And I see the reasoning for purchases here. Lots of people don't have RTX 40x0 cards, and even though this generation didn't achieve normal generational uplift, they are still big upgrade for people with older generation cards.

And also, a lot of people don't believe RTX 60x0 release will be very different, it might be delayed and even worse, the way Nvidia stumbles with hardware problems, drivers and their apparent war on reviewers.
Just to be clear, we just finished Q1 25. The rest is Nvidia guessing.
 
Yeah, dude. I'll buy... a 9070 XT, right? :roll:

I can't even buy a product that AMD doesn't sell, that is, a high end GPU. If you think things are bad, they can and will get a lot worse, and there is nothing anyone can do about it. We gamers are no longer the priority for the vendors, and I'm including Intel on this. With Nvidia's strong gaming division at <10% of the data center revenue, and pro visualization (RTX Pro) being effectively a rounding error in their budget, it's a miracle things are as they stand.
The company that doesn't care about us - consumers - still wastes big dies for consumer halo products. On the other hand, the company that cares about us - consumers - has stopped making high end big dies chips and prefers to sell them for AIAIAIAI. Go figure
 
Just to be clear, we just finished Q1 25. The rest is Nvidia guessing.
No. Nvidia's Fiscal Year is labeled with the year it ends in, so first quarter of Fiscal year 2026 is actually from end of January 2025 to May 2025.

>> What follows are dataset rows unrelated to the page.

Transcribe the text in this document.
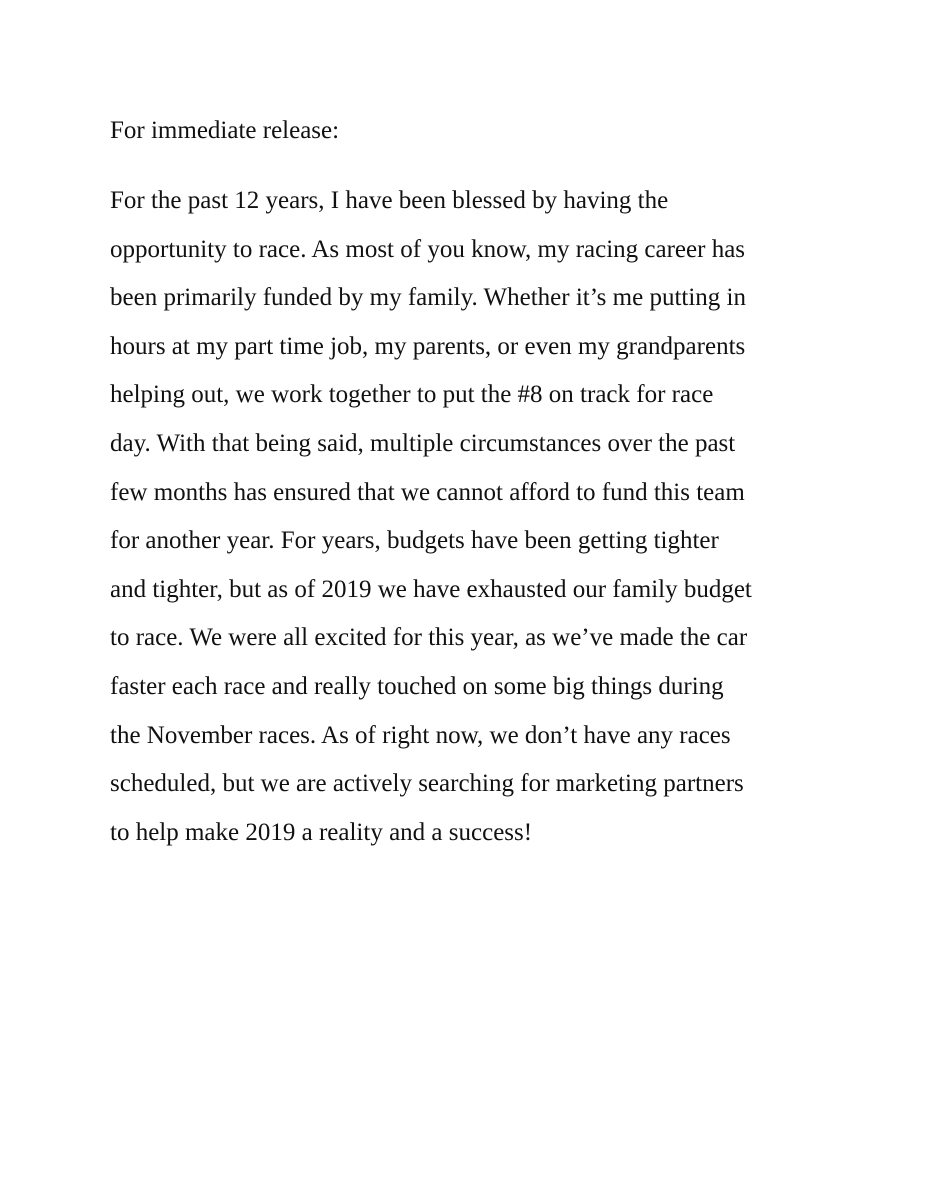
For immediate release:
For the past 12 years, I have been blessed by having the
opportunity to race. As most of you know, my racing career has
been primarily funded by my family. Whether it’s me putting in
hours at my part time job, my parents, or even my grandparents
helping out, we work together to put the #8 on track for race
day. With that being said, multiple circumstances over the past
few months has ensured that we cannot afford to fund this team
for another year. For years, budgets have been getting tighter
and tighter, but as of 2019 we have exhausted our family budget
to race. We were all excited for this year, as we’ve made the car
faster each race and really touched on some big things during
the November races. As of right now, we don’t have any races
scheduled, but we are actively searching for marketing partners
to help make 2019 a reality and a success!
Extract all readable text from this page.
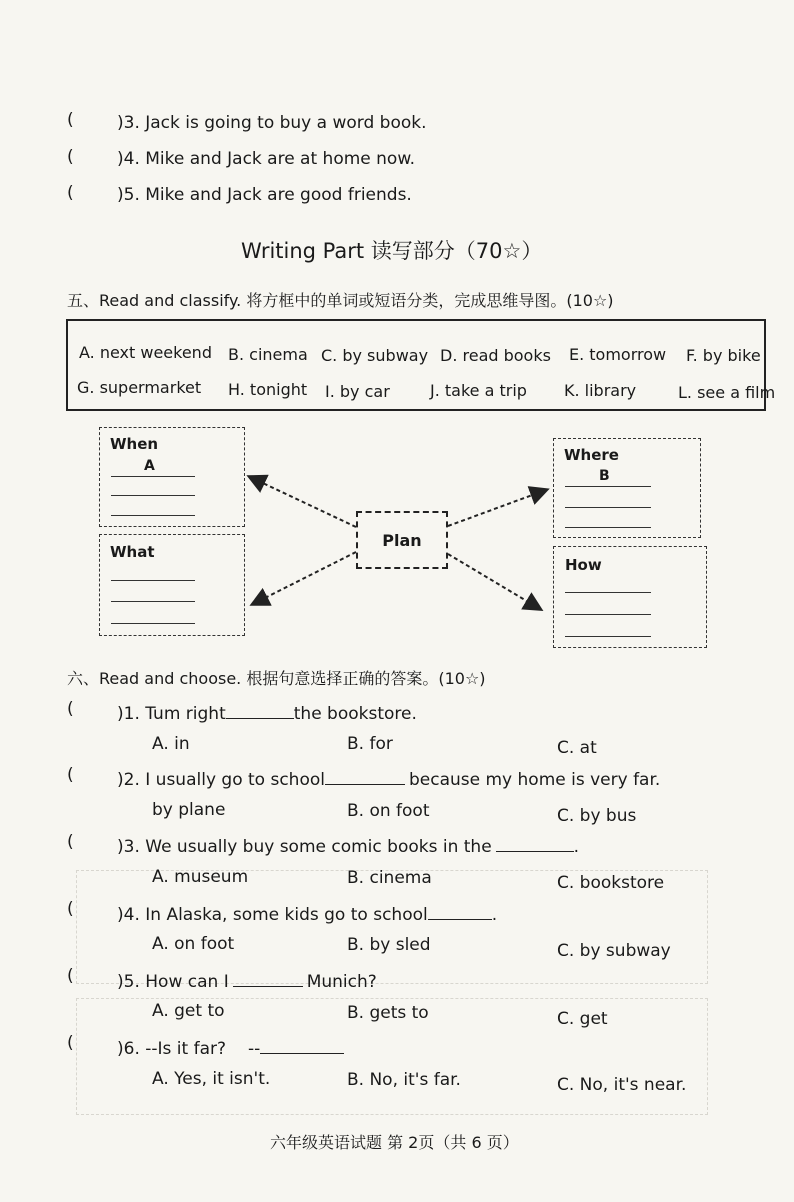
(	)3. Jack is going to buy a word book.
(	)4. Mike and Jack are at home now.
(	)5. Mike and Jack are good friends.
Writing Part 读写部分（70☆）
五、Read and classify. 将方框中的单词或短语分类，完成思维导图。(10☆)
A. next weekend B. cinema C. by subway D. read books E. tomorrow F. by bike
G. supermarket H. tonight I. by car	J. take a trip K. library	L. see a film
Plan
When
A
What
Where
B
How
六、Read and choose. 根据句意选择正确的答案。(10☆)
(	)1. Tum right	the bookstore.
A. in	B. for	C. at
(	)2. I usually go to school	because my home is very far.
by plane	B. on foot	C. by bus
(	)3. We usually buy some comic books in the	.
A. museum	B. cinema	C. bookstore
(	)4. In Alaska, some kids go to school	.
A. on foot	B. by sled	C. by subway
(	)5. How can I	Munich?
A. get to	B. gets to	C. get
(	)6. --Is it far? --
A. Yes, it isn't.	B. No, it's far.	C. No, it's near.
六年级英语试题 第 2页（共 6 页）
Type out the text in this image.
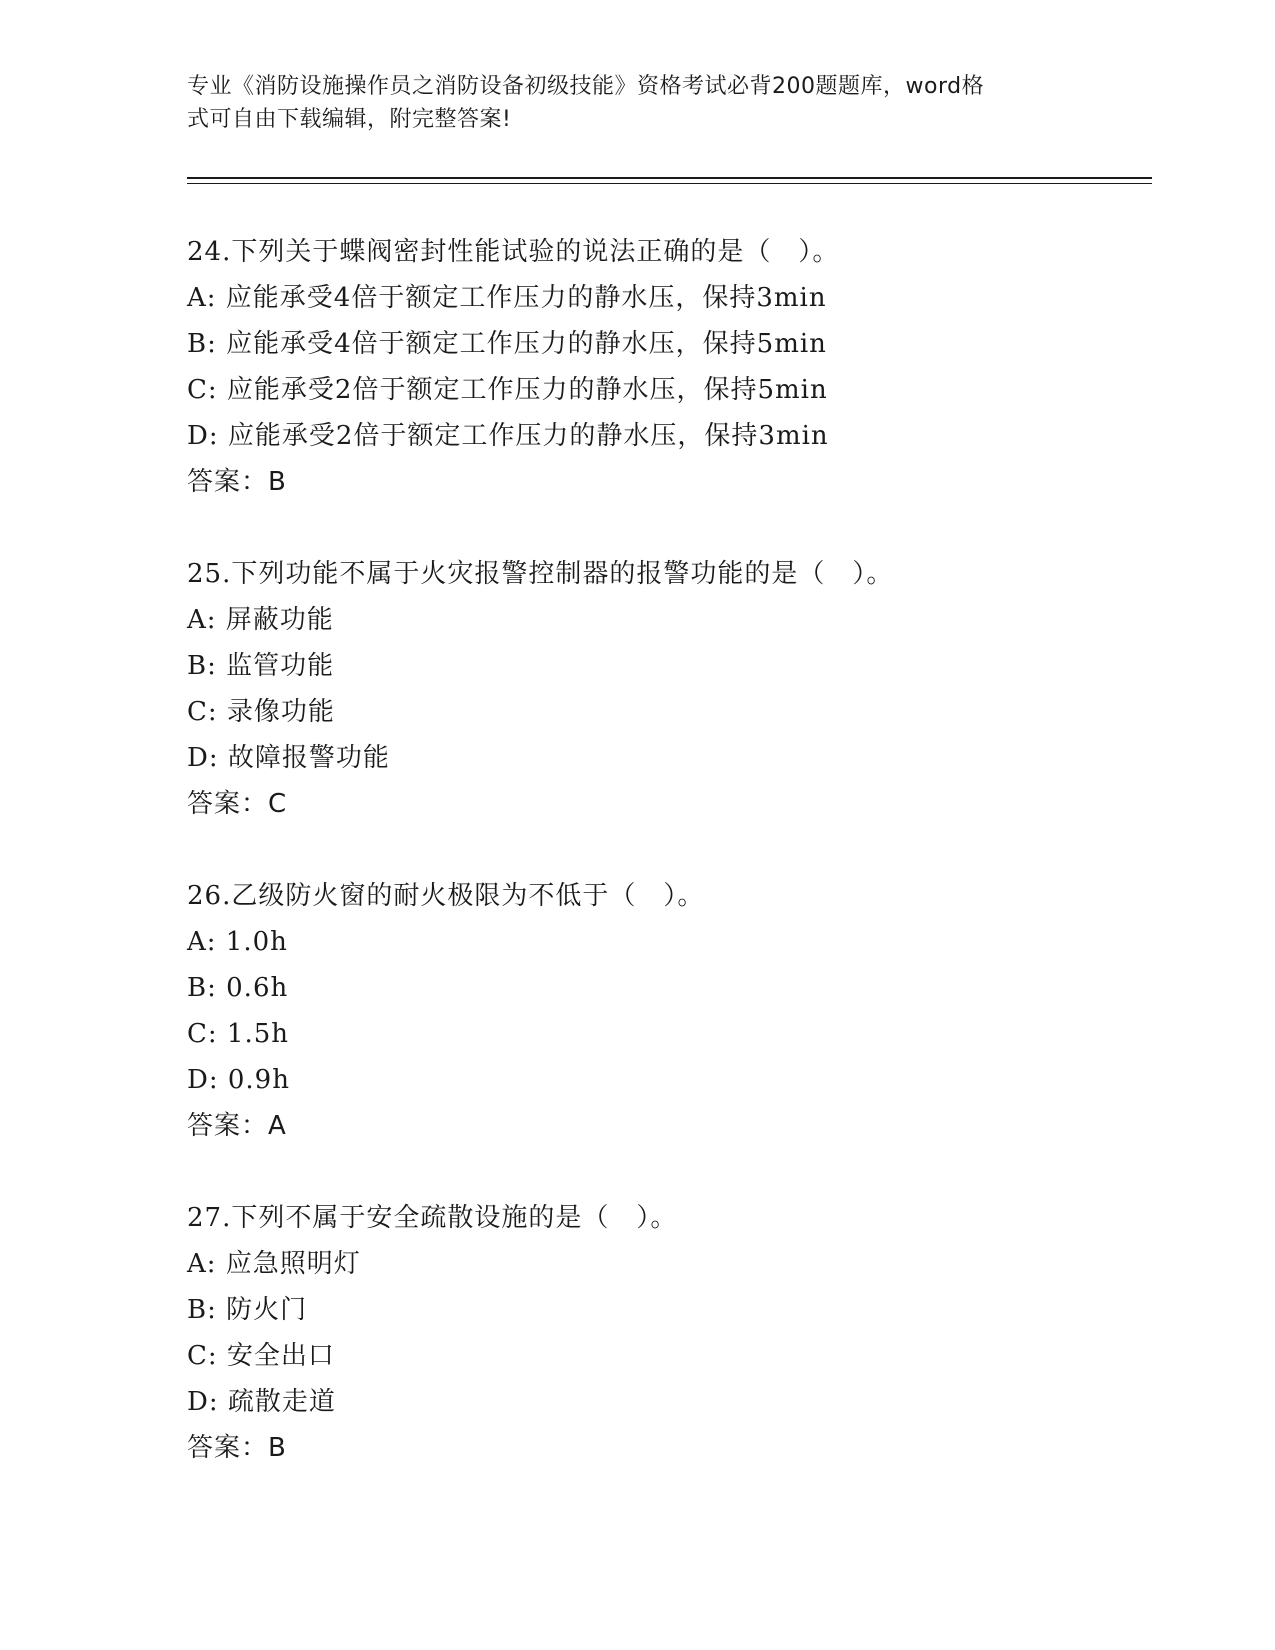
专业《消防设施操作员之消防设备初级技能》资格考试必背200题题库，word格
式可自由下载编辑，附完整答案!
24.下列关于蝶阀密封性能试验的说法正确的是（　）。
A: 应能承受4倍于额定工作压力的静水压，保持3min
B: 应能承受4倍于额定工作压力的静水压，保持5min
C: 应能承受2倍于额定工作压力的静水压，保持5min
D: 应能承受2倍于额定工作压力的静水压，保持3min
答案：B
25.下列功能不属于火灾报警控制器的报警功能的是（　）。
A: 屏蔽功能
B: 监管功能
C: 录像功能
D: 故障报警功能
答案：C
26.乙级防火窗的耐火极限为不低于（　）。
A: 1.0h
B: 0.6h
C: 1.5h
D: 0.9h
答案：A
27.下列不属于安全疏散设施的是（　）。
A: 应急照明灯
B: 防火门
C: 安全出口
D: 疏散走道
答案：B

Constant source of confusion. Also, graphs often mix labels or data between calendar year and Nvidia's fiscal year, annoyingly.
 
Going top end with NV in the past few gen's shape to be so sort of 'Handicap principle' where you show off how much diminishing return you can bear..
Paying big dollar on the GPU is part of it's feature...

And on the subject, NV is racing to mars, thay already passed the moon.
 
Why? Previous quarter showed sharp fall in "Gaming and AI PC", this quarter shows stellar growth. Of course we have no idea how much of this is strictly "Gaming", but that's all according to plan - Nvidia can focus on AI, servers, but at the same time claim complete supremacy in gaming - and show their revenue numbers (that we know they can doctor as they see fit, as they did with crypto revenues).
 
Get some extra billions from them and tax them even more for shipping AI chips to China.